PhD Oral Exam - Cassandra Leigh Johannessen, Chemistry

When studying for a doctoral degree (PhD), candidates submit a thesis that provides a critical review of the current state of knowledge of the thesis subject as well as the student’s own contributions to the subject. The distinguishing criterion of doctoral graduate research is a significant and original contribution to knowledge.

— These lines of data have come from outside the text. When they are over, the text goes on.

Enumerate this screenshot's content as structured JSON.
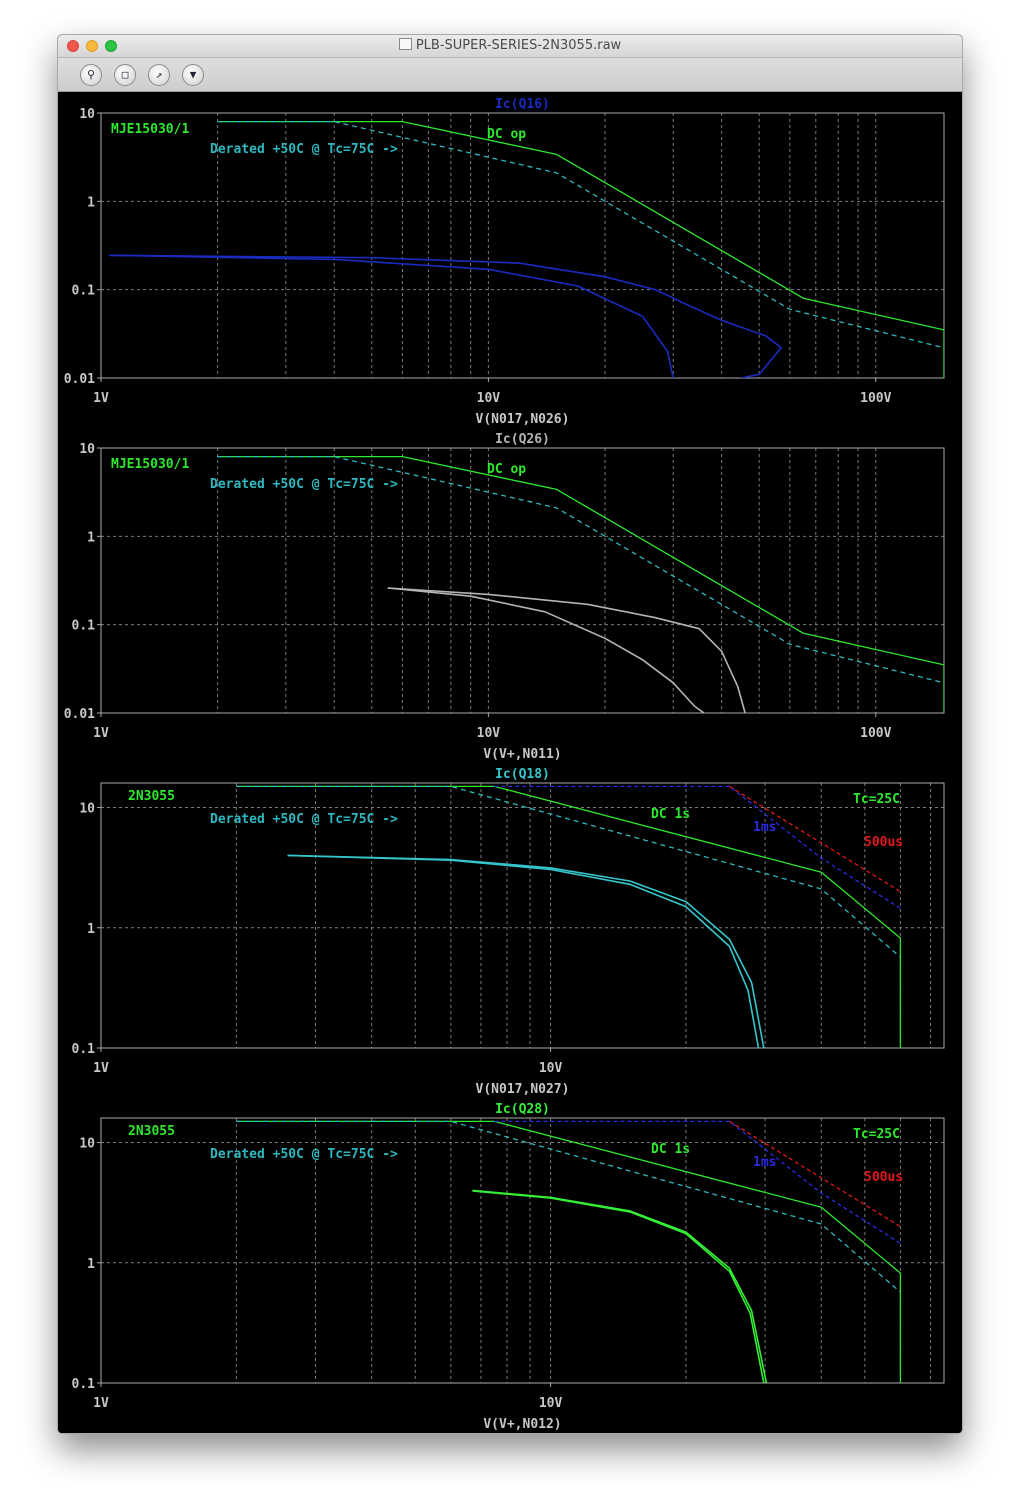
{
  "window": {
    "title": "PLB-SUPER-SERIES-2N3055.raw",
    "toolbar_icons": [
      "zoom-in-icon",
      "zoom-fit-icon",
      "cursor-icon",
      "probe-icon"
    ]
  },
  "colors": {
    "background": "#000000",
    "frame": "#aaaaaa",
    "grid": "#7a7a7a",
    "soa_dc": "#2ee82e",
    "soa_derated": "#2fb7bf",
    "soa_1ms": "#2a2ae0",
    "soa_500us": "#e01818"
  },
  "chart_data": [
    {
      "type": "line",
      "title": "Ic(Q16)",
      "xlabel": "V(N017,N026)",
      "xscale": "log",
      "yscale": "log",
      "xlim": [
        1,
        150
      ],
      "ylim": [
        0.01,
        10
      ],
      "xticks": [
        "1V",
        "10V",
        "100V"
      ],
      "yticks": [
        "10",
        "1",
        "0.1",
        "0.01"
      ],
      "grid": true,
      "annotations": [
        "MJE15030/1",
        "DC op",
        "Derated +50C @ Tc=75C ->"
      ],
      "series": [
        {
          "role": "dc",
          "values": [
            [
              2,
              8
            ],
            [
              6,
              8
            ],
            [
              15,
              3.4
            ],
            [
              65,
              0.08
            ],
            [
              150,
              0.035
            ],
            [
              150,
              0.01
            ]
          ]
        },
        {
          "role": "derated",
          "values": [
            [
              2,
              8
            ],
            [
              4,
              8
            ],
            [
              15,
              2.1
            ],
            [
              60,
              0.06
            ],
            [
              150,
              0.022
            ]
          ]
        },
        {
          "role": "trace",
          "name": "Ic(Q16)",
          "color": "#1a2bc0",
          "values": [
            [
              1.05,
              0.245
            ],
            [
              5,
              0.23
            ],
            [
              12,
              0.2
            ],
            [
              20,
              0.14
            ],
            [
              27,
              0.1
            ],
            [
              32,
              0.07
            ],
            [
              40,
              0.045
            ],
            [
              52,
              0.03
            ],
            [
              57,
              0.022
            ],
            [
              50,
              0.011
            ],
            [
              45,
              0.01
            ]
          ]
        },
        {
          "role": "trace",
          "name": "Ic(Q16)",
          "color": "#1a2bc0",
          "values": [
            [
              1.05,
              0.245
            ],
            [
              4,
              0.22
            ],
            [
              10,
              0.17
            ],
            [
              17,
              0.11
            ],
            [
              25,
              0.05
            ],
            [
              29,
              0.02
            ],
            [
              30,
              0.01
            ]
          ]
        }
      ]
    },
    {
      "type": "line",
      "title": "Ic(Q26)",
      "xlabel": "V(V+,N011)",
      "xscale": "log",
      "yscale": "log",
      "xlim": [
        1,
        150
      ],
      "ylim": [
        0.01,
        10
      ],
      "xticks": [
        "1V",
        "10V",
        "100V"
      ],
      "yticks": [
        "10",
        "1",
        "0.1",
        "0.01"
      ],
      "grid": true,
      "annotations": [
        "MJE15030/1",
        "DC op",
        "Derated +50C @ Tc=75C ->"
      ],
      "series": [
        {
          "role": "dc",
          "values": [
            [
              2,
              8
            ],
            [
              6,
              8
            ],
            [
              15,
              3.4
            ],
            [
              65,
              0.08
            ],
            [
              150,
              0.035
            ],
            [
              150,
              0.01
            ]
          ]
        },
        {
          "role": "derated",
          "values": [
            [
              2,
              8
            ],
            [
              4,
              8
            ],
            [
              15,
              2.1
            ],
            [
              60,
              0.06
            ],
            [
              150,
              0.022
            ]
          ]
        },
        {
          "role": "trace",
          "name": "Ic(Q26)",
          "color": "#b4b4b4",
          "values": [
            [
              5.5,
              0.26
            ],
            [
              10,
              0.22
            ],
            [
              18,
              0.17
            ],
            [
              27,
              0.12
            ],
            [
              35,
              0.09
            ],
            [
              40,
              0.05
            ],
            [
              44,
              0.02
            ],
            [
              46,
              0.01
            ]
          ]
        },
        {
          "role": "trace",
          "name": "Ic(Q26)",
          "color": "#b4b4b4",
          "values": [
            [
              5.5,
              0.26
            ],
            [
              9,
              0.21
            ],
            [
              14,
              0.14
            ],
            [
              20,
              0.07
            ],
            [
              25,
              0.04
            ],
            [
              30,
              0.022
            ],
            [
              34,
              0.012
            ],
            [
              36,
              0.01
            ]
          ]
        }
      ]
    },
    {
      "type": "line",
      "title": "Ic(Q18)",
      "xlabel": "V(N017,N027)",
      "xscale": "log",
      "yscale": "log",
      "xlim": [
        1,
        75
      ],
      "ylim": [
        0.1,
        16
      ],
      "xticks": [
        "1V",
        "10V"
      ],
      "yticks": [
        "10",
        "1",
        "0.1"
      ],
      "grid": true,
      "annotations": [
        "2N3055",
        "Derated +50C @ Tc=75C ->",
        "DC 1s",
        "1ms",
        "Tc=25C",
        "500us"
      ],
      "series": [
        {
          "role": "dc",
          "values": [
            [
              2,
              15
            ],
            [
              7.5,
              15
            ],
            [
              40,
              2.9
            ],
            [
              60,
              0.82
            ],
            [
              60,
              0.1
            ]
          ]
        },
        {
          "role": "derated",
          "values": [
            [
              2,
              15
            ],
            [
              6,
              15
            ],
            [
              40,
              2.1
            ],
            [
              60,
              0.57
            ]
          ]
        },
        {
          "role": "1ms",
          "values": [
            [
              7.5,
              15
            ],
            [
              25,
              15
            ],
            [
              40,
              3.8
            ],
            [
              60,
              1.45
            ]
          ]
        },
        {
          "role": "500us",
          "values": [
            [
              25,
              15
            ],
            [
              60,
              2.0
            ]
          ]
        },
        {
          "role": "trace",
          "name": "Ic(Q18)",
          "color": "#35c6cc",
          "values": [
            [
              2.6,
              4.0
            ],
            [
              6,
              3.7
            ],
            [
              10,
              3.15
            ],
            [
              15,
              2.45
            ],
            [
              20,
              1.65
            ],
            [
              25,
              0.8
            ],
            [
              28,
              0.35
            ],
            [
              29.8,
              0.1
            ]
          ]
        },
        {
          "role": "trace",
          "name": "Ic(Q18)",
          "color": "#35c6cc",
          "values": [
            [
              2.6,
              4.0
            ],
            [
              6,
              3.65
            ],
            [
              10,
              3.05
            ],
            [
              15,
              2.3
            ],
            [
              20,
              1.5
            ],
            [
              25,
              0.7
            ],
            [
              27.5,
              0.3
            ],
            [
              29.0,
              0.1
            ]
          ]
        }
      ]
    },
    {
      "type": "line",
      "title": "Ic(Q28)",
      "xlabel": "V(V+,N012)",
      "xscale": "log",
      "yscale": "log",
      "xlim": [
        1,
        75
      ],
      "ylim": [
        0.1,
        16
      ],
      "xticks": [
        "1V",
        "10V"
      ],
      "yticks": [
        "10",
        "1",
        "0.1"
      ],
      "grid": true,
      "annotations": [
        "2N3055",
        "Derated +50C @ Tc=75C ->",
        "DC 1s",
        "1ms",
        "Tc=25C",
        "500us"
      ],
      "series": [
        {
          "role": "dc",
          "values": [
            [
              2,
              15
            ],
            [
              7.5,
              15
            ],
            [
              40,
              2.9
            ],
            [
              60,
              0.82
            ],
            [
              60,
              0.1
            ]
          ]
        },
        {
          "role": "derated",
          "values": [
            [
              2,
              15
            ],
            [
              6,
              15
            ],
            [
              40,
              2.1
            ],
            [
              60,
              0.57
            ]
          ]
        },
        {
          "role": "1ms",
          "values": [
            [
              7.5,
              15
            ],
            [
              25,
              15
            ],
            [
              40,
              3.8
            ],
            [
              60,
              1.45
            ]
          ]
        },
        {
          "role": "500us",
          "values": [
            [
              25,
              15
            ],
            [
              60,
              2.0
            ]
          ]
        },
        {
          "role": "trace",
          "name": "Ic(Q28)",
          "color": "#35ef35",
          "values": [
            [
              6.7,
              4.0
            ],
            [
              10,
              3.5
            ],
            [
              15,
              2.7
            ],
            [
              20,
              1.8
            ],
            [
              25,
              0.9
            ],
            [
              28,
              0.4
            ],
            [
              30.2,
              0.1
            ]
          ]
        },
        {
          "role": "trace",
          "name": "Ic(Q28)",
          "color": "#35ef35",
          "values": [
            [
              6.7,
              3.95
            ],
            [
              10,
              3.45
            ],
            [
              15,
              2.65
            ],
            [
              20,
              1.75
            ],
            [
              25,
              0.85
            ],
            [
              27.8,
              0.38
            ],
            [
              29.8,
              0.1
            ]
          ]
        }
      ]
    }
  ]
}
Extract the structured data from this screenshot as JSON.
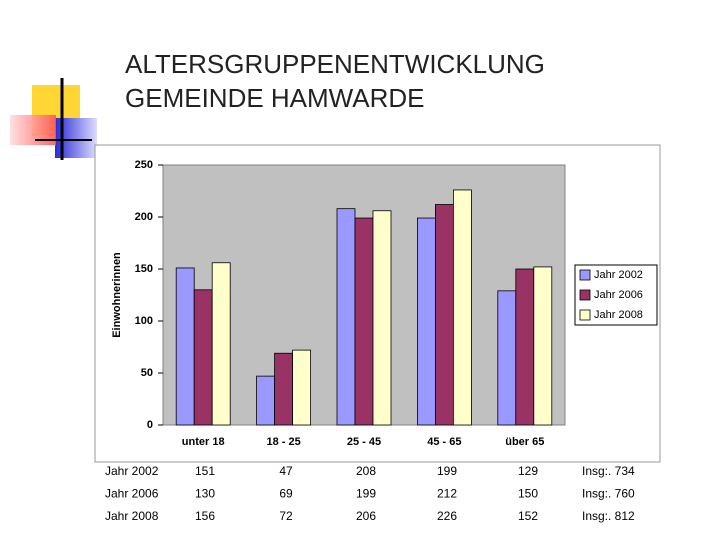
{
  "title_lines": [
    "ALTERSGRUPPENENTWICKLUNG",
    "GEMEINDE HAMWARDE"
  ],
  "chart_data": {
    "type": "bar",
    "ylabel": "Einwohnerinnen",
    "categories": [
      "unter 18",
      "18 - 25",
      "25 - 45",
      "45 - 65",
      "über 65"
    ],
    "series": [
      {
        "name": "Jahr 2002",
        "color": "#9999ff",
        "values": [
          151,
          47,
          208,
          199,
          129
        ]
      },
      {
        "name": "Jahr 2006",
        "color": "#993366",
        "values": [
          130,
          69,
          199,
          212,
          150
        ]
      },
      {
        "name": "Jahr 2008",
        "color": "#ffffcc",
        "values": [
          156,
          72,
          206,
          226,
          152
        ]
      }
    ],
    "ylim": [
      0,
      250
    ],
    "yticks": [
      0,
      50,
      100,
      150,
      200,
      250
    ],
    "grid": false,
    "legend": "right"
  },
  "table": {
    "totals": [
      "Insg:. 734",
      "Insg:. 760",
      "Insg:. 812"
    ]
  }
}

Once accepted, the candidate presents the thesis orally. This oral exam is open to the public.

Abstract

Tire wear particles (TWPs) are an increasingly recognized source of urban environmental pollution. These particles release tire-derived chemicals (TDCs), including additives and transformation products (TPs), that may pose risks to human and ecological health. This thesis presents a multidisciplinary investigation into the occurrence, transformation, and environmental fate of TDCs, integrating field measurements with computational modelling. A critical review of atmospheric tire-wear pollution identified key knowledge gaps in TDC occurrence, transformation chemistry, and physico-chemical property data that guided subsequent investigations. Passive air sampling across global megacities and source-sector-resolved locations within a large metropolitan area characterized concentrations of TDCs such as 6PPD-quinone, benzothiazoles, benzotriazoles, and hexa(methoxymethyl)melamine, demonstrating that tire pollution is ubiquitous in urban air globally. Source-sector-resolved sampling revealed distinct chemical profiles associated with traffic-heavy locations, with guidance on passive sampler application provided. Furthermore, non-targeted screening of barren-ground caribou and lichen in Northern Canada provided insight into TDC presence in remote ecosystems and corresponding risks to northern biota. Quantum chemical calculations investigated atmospheric and aquatic oxidation pathways of 2-(methylthio)benzothiazole, a benzothiazole of environmental concern. Using density functional theory, hydroxyl radical–initiated reaction mechanisms were explored to assess thermodynamic and kinetic feasibility, enabling prediction of environmental persistence and identification of key TPs. Finally, physico-chemical property estimation, fate modelling, and hazard prediction were applied to 131 synthetic rubber additives to prioritize TDCs of potential environmental concern. Overall, this research advances understanding of TDC environmental occurrence and fate while supporting evidence-based strategies for monitoring, risk assessment, and mitigation of tire-wear pollution.